どこまでが、演出の仕事で、どこからが美術・衣装・照明になるのか素人にはよく判らないが、それらを代表して岩田達宗さんの仕事には見るべきものがある。

両作品に共通して言えるのは、シンプルな装置でありながら、光の使い方が素晴らしいこと。「修道女アンジェリカ」では暗い教会の中の装置でありながら、照明によって泉や花園を出現させる技。最後のアンジェリカ昇天の場面では、背景にスリットが入り光が差し込み黙役の少年が登場する。我が子に這い寄るアンジェリカが手を差し伸べて暗転する舞台、幕切れしばらくの沈黙が生まれたのは演出の力かと…

「ジャンニ・スキッキ」では、このドラマが進むのは午前中だということを、はっきり判らせてくれる光の使い方だった。ジャンニ・スキッキが故ブオーゾになりすまし偽の遺言状を口述するのが午前11時、したがってそれまでのドタバタはフィレンツェの朝の光の中で展開すること。「修道女アンジェリカ」の背景の前にしつらえたブオーゾ邸の室内、カーテンの外から漏れてくる朝の光、遮光カーテンを束ねレースカーテンに変える登場人物の動き。あっ、そうなんだ、これは朝のできごと。これまで意識したこともなかった。ラウレッタが小鳥に餌や水をやりにカーテンを開けて室外に出ていくのだから、よく考えればそうなんだけど。

衣装も結構凝っていた。「修道女アンジェリカ」の公爵夫人の巨大な黒の髪飾り、そこから連なり舞台裾まで延々と長く引きずる深紅の布の毒々しさ、モノトーンの修道女たちの衣装との凄まじいギャップ。

「ジャンニ・スキッキ」では一転、やりたい放題、派手派手のブオーゾ一族の衣装、「修道女アンジェリカ」と違って、こちらではラウレッタが異色、グレーのモノトーンのマント、それをハッピーエンドの幕切れで脱ぎ捨てたときの赤いドレスの転換の鮮やかさ。これは演出の仕事か、衣装の仕事か。はたまた美術か。

舞台に比べ、歌について書くことが少なくなってしまい残念なところ。アンサンブルとしてはよくまとまっているのだが、如何せん、主要人物でこれはという人がいなかった。

アンジェリカの高島依子さんは、気負いなのだろうか、叫ぶような歌になってしまうところが後半では多く、唯一のアリア「母もなく」も、さして長くもない曲なのに全体を見据えた構成感を感じない。強く歌うところとが目立ちすぎ音楽の流れが途切れてしまうパターンに陥っている。

公爵夫人の小川典子さんは、衣装の割には歌の凄みに欠ける。
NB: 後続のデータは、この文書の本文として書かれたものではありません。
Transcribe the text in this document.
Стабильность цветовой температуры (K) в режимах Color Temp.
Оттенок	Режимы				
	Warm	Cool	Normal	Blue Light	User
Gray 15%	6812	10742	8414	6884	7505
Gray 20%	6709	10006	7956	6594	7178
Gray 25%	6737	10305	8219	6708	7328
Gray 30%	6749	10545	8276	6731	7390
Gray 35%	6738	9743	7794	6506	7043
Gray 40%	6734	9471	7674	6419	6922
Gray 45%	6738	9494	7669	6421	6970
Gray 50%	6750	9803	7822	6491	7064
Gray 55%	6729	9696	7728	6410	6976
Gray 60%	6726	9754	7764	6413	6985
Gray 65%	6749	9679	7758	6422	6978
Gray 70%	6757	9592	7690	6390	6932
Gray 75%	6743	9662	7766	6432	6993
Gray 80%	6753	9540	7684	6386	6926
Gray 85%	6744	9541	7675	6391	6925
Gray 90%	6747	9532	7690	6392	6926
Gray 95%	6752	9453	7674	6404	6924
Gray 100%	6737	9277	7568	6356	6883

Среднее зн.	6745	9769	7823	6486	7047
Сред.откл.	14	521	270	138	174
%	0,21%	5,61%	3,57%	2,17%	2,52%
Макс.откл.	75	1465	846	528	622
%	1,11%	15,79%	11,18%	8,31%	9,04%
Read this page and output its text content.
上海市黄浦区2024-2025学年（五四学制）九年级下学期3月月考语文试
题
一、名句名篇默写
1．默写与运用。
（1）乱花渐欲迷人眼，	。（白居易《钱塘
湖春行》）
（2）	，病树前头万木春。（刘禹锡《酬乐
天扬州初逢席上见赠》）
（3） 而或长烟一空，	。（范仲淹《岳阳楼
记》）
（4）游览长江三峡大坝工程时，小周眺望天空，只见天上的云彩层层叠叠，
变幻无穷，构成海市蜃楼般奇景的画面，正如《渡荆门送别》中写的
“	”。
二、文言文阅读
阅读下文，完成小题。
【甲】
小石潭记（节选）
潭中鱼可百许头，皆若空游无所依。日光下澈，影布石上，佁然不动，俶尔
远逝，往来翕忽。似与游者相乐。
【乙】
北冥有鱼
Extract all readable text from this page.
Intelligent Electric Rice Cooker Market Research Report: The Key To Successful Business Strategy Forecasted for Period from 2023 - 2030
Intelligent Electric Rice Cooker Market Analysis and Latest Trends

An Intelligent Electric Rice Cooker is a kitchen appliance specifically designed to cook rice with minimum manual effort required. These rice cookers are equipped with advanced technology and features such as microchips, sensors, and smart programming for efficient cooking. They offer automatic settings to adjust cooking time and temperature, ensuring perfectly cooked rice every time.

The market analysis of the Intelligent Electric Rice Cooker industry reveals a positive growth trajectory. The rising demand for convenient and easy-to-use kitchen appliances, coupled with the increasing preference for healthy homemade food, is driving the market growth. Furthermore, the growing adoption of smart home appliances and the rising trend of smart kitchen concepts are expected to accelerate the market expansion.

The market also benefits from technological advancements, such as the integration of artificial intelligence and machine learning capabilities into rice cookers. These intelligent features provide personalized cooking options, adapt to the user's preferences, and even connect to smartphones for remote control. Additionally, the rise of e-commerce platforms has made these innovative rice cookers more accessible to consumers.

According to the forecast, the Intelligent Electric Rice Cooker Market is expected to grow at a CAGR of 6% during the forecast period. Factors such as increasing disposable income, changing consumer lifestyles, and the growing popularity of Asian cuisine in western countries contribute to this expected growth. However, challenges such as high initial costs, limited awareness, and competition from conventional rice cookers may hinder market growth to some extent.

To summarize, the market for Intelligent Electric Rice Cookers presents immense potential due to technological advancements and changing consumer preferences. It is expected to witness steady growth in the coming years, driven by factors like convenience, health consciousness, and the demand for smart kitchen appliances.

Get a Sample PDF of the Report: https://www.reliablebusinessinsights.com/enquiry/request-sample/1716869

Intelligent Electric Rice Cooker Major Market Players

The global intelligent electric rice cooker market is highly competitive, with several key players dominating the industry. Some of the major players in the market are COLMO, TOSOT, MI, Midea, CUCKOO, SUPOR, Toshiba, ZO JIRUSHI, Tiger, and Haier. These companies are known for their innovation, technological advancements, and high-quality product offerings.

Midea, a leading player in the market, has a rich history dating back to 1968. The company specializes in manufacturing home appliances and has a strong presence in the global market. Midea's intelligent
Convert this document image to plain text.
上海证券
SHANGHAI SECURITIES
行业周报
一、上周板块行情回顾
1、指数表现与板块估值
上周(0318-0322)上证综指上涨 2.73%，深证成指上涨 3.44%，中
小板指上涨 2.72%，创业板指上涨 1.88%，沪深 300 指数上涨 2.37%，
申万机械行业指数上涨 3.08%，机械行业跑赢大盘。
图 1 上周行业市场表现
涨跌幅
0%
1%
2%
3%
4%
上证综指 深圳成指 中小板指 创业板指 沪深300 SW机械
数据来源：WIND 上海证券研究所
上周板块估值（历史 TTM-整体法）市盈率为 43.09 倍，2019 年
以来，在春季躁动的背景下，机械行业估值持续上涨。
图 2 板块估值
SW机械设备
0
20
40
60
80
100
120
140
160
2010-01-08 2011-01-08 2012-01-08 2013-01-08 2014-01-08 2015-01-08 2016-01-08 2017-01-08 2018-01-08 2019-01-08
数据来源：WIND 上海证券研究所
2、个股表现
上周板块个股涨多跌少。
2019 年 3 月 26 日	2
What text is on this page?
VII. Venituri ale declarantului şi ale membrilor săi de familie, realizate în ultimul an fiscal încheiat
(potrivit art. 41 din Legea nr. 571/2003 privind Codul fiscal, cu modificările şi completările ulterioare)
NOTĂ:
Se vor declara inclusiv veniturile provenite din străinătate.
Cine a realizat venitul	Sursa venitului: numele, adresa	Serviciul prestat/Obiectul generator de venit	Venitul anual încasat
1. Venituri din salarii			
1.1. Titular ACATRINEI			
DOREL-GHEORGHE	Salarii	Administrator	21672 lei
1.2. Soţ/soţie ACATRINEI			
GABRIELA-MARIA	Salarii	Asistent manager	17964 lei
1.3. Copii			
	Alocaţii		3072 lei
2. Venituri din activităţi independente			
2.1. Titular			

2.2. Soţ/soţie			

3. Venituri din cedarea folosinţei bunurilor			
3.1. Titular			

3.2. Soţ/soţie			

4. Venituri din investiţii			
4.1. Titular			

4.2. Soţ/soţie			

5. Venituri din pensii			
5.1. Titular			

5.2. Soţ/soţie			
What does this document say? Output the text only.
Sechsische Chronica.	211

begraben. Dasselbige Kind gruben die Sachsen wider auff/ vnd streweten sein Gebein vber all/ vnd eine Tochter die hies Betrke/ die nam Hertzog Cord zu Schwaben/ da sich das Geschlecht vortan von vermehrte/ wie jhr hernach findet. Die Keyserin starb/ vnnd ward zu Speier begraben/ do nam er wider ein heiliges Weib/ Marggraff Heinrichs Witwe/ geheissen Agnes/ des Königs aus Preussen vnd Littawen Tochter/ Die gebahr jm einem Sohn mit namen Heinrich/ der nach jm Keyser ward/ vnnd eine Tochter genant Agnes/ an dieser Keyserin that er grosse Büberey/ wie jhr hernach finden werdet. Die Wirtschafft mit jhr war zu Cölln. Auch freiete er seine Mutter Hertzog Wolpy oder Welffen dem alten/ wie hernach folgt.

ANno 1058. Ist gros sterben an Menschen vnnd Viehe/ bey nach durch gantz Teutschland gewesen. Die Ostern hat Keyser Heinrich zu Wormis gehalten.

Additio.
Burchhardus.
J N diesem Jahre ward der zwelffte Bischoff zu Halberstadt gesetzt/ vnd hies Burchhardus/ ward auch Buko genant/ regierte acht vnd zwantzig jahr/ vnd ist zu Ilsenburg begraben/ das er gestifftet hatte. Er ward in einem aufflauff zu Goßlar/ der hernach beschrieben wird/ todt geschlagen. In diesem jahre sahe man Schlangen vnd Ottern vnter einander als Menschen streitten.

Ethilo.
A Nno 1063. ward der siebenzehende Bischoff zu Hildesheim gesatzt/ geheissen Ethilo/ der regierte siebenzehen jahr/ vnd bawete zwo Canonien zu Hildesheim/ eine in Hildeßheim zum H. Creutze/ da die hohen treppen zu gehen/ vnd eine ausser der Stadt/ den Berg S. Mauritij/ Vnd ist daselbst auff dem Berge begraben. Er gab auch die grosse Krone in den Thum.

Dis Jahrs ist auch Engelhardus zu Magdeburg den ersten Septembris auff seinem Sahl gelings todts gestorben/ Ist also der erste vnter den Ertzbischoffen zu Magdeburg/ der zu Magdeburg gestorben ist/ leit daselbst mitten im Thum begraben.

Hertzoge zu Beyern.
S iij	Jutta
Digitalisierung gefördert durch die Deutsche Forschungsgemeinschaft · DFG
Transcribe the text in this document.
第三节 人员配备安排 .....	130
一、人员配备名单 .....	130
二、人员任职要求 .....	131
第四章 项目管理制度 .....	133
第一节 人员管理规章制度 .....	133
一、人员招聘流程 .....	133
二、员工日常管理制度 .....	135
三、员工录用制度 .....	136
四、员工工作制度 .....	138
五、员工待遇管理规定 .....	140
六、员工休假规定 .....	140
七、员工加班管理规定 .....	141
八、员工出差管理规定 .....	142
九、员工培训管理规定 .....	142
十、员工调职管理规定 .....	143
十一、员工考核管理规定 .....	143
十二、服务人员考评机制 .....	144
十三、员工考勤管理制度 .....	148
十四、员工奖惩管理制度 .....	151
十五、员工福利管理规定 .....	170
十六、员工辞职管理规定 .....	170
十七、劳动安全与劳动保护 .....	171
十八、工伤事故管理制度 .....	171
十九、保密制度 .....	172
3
この役はややもすると平板になってしまう女声のみ一幕オペラを締めるキーロールなんだが…
 ジャンニ・スキッキの東平聞さんは熱演だったが、声のボリューム感というか、深みというか、物足りなさを感じた。
 ラウレッタの蔵田みどりさんは悪くないのだが、声の通りが今ひとつ。大きな声でなくてもよく聞こえる声というのは、名歌手には確かにあるが、アリアはともかく、アンサンブルの中では埋没してしまっている。
 同様のことはカップルのリヌッチョ役の水口健次さんにも言える。急遽代役というハンディキャップがあったのだと思うが、聴いた感じだとこの人はテノールではないと思う。高音は苦しいし、そもそも音色が違う。

「私のおとうさん」は美しい曲だけど、いつも、オペラの中では木に竹を接いだような違和感を持つが、今日はそれを感じなかった。この一幕の喜劇の中では浮いてしまう歌が、今日の舞台を観ていると、ドラマの前半のドタバタと、後半の急展開との折り返し地点として書かれたものだということがよく判る。間の取り方、舞台の動きのコントロールの仕方、もちろん元の音楽がそうなっていると言えばその通りだが、実際に感じさせてくれることは少ない。また、演出のことに戻ってしまった。